- The Washington Times - Friday, April 5, 2002

Confessed Russian spy Robert P. Hanssen's unauthorized use of FBI computers to obtain confidential information on Hillary Rodham Clinton, her daughter, Chelsea, and FBI Director Louis J. Freeh was never detected by FBI internal security officials, an investigation says.
A 13-month probe into FBI security problems by a seven-member commission, headed by former CIA and FBI Director William H. Webster, said Hanssen, a veteran FBI counterintelligence agent, gained entry to computers on more than 20 occasions for information on the first lady, Chelsea Clinton and Mr. Freeh.
The commission's 107-page report, released yesterday, said Hanssen ran searches with the names "Hillary Rodham Clinton," "Hillary" and "Chelsea," along with at least one on Mr. Freeh.
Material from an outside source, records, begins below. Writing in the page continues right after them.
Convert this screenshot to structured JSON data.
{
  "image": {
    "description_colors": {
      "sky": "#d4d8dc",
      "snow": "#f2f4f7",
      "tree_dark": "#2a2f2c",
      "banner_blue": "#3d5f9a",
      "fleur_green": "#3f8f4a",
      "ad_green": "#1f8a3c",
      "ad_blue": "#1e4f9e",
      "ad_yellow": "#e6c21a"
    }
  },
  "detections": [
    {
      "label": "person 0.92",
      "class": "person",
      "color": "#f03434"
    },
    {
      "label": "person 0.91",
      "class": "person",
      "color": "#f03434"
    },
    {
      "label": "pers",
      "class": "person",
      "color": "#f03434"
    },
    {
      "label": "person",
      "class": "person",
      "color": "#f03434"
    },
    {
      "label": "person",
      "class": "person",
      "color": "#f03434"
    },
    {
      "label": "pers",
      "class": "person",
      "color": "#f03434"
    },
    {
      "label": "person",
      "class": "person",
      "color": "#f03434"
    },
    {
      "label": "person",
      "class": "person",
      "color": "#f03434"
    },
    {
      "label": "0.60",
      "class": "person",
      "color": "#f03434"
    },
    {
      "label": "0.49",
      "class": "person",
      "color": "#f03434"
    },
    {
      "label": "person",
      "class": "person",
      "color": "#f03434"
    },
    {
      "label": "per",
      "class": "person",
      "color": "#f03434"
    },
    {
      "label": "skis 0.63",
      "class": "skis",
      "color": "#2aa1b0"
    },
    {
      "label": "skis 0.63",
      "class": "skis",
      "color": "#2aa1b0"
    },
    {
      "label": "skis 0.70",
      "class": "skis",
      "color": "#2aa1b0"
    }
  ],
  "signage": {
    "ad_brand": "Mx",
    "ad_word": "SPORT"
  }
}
The report said had FBI security officials been aware of these searches, "it seems likely" they would have found this activity "peculiar" and it would have received "close scrutiny."
The report also said Hanssen searched for documents containing his name, spelled several different ways, his home address, names of agents in FBI espionage squads, code names of espionage investigations, counterintelligence restricted cases and terms such as "espionage."
Those searches, the report said, were aimed at determining if resources had been allocated to surveil the locations he used as drops for secret information. Those searches, had they been detected, should have alerted FBI security officials to his misconduct, the report said.
It was not clear what information Hanssen sought or retrieved concerning Mrs. Clinton, her daughter or Mr. Freeh, but the report concluded that FBI security officials should have detected the unauthorized searches.
The report, delivered to Attorney General John Ashcroft, said FBI senior executives paid little attention to significant deficiencies in the bureau's internal security system, and that FBI executives hampered by a fragmented and uncoordinated internal security system failed to correct long-standing security problems.
The commission documented extensive FBI technology and management problems that led to internal security breakdowns. It also concluded that FBI executives gave low priority to security matters, that the bureau was using outdated computers, networks and encryption standards, and that, as a result, morale among rank-and-file agents was low and dropping.
It also said security training at the FBI was almost nonexistent, and agents usually adopted security duties as additional assignments.
Hanssen's January 2001 arrest as a spy exposed extensive weaknesses in the FBI's internal security system, including document-handling procedures and a policy of not requiring regular polygraph tests for agents like Hanssen involved in high-profile national security cases.
His arrest in a Virginia park, where he was dropping off information for his Russian handlers, led to the creation of the Webster commission.
"Regrettably, the report by the Webster commission demonstrates how a trusted insider, through repeated acts of betrayal and treachery over more than 20 years, was able to exploit deficiencies in FBI internal security systems and procedures to cause grievous harm to the national security of the United States," said Mr. Ashcroft.
FBI Director Robert S. Mueller III, who has created a new security division to review bureau security deficiencies, said he was "confident we are on track" to making changes.
Sen. Patrick J. Leahy, Vermont Democrat and chairman of the Senate Judiciary Committee, called the report "a wake-up call not only for the FBI, but for other federal agencies" who have failed to safeguard their internal security systems.
The commission said Hanssen was proficient in combing through the FBI's automated records system, and that he had downloaded "reams" of classified information to disks. It also said he collected the information unchallenged as a senior agent and retrieved data from computers at offices where he did not work.
Karen Dunn, spokeswoman for Mrs. Clinton, now the junior Democratic senator from New York, did not return calls for comment. Mr. Freeh also was unavailable.
Hanssen pleaded guilty in July to 13 counts of espionage against the United States, one count of conspiracy and one count of attempted espionage dating back more than 20 years. He was accused of spying for Russia and the Soviet Union. The government dropped six counts and waived the death penalty in return for his cooperation in assessing the damage he caused.
He faces life in prison without the possibility of parole. Sentencing is scheduled for May.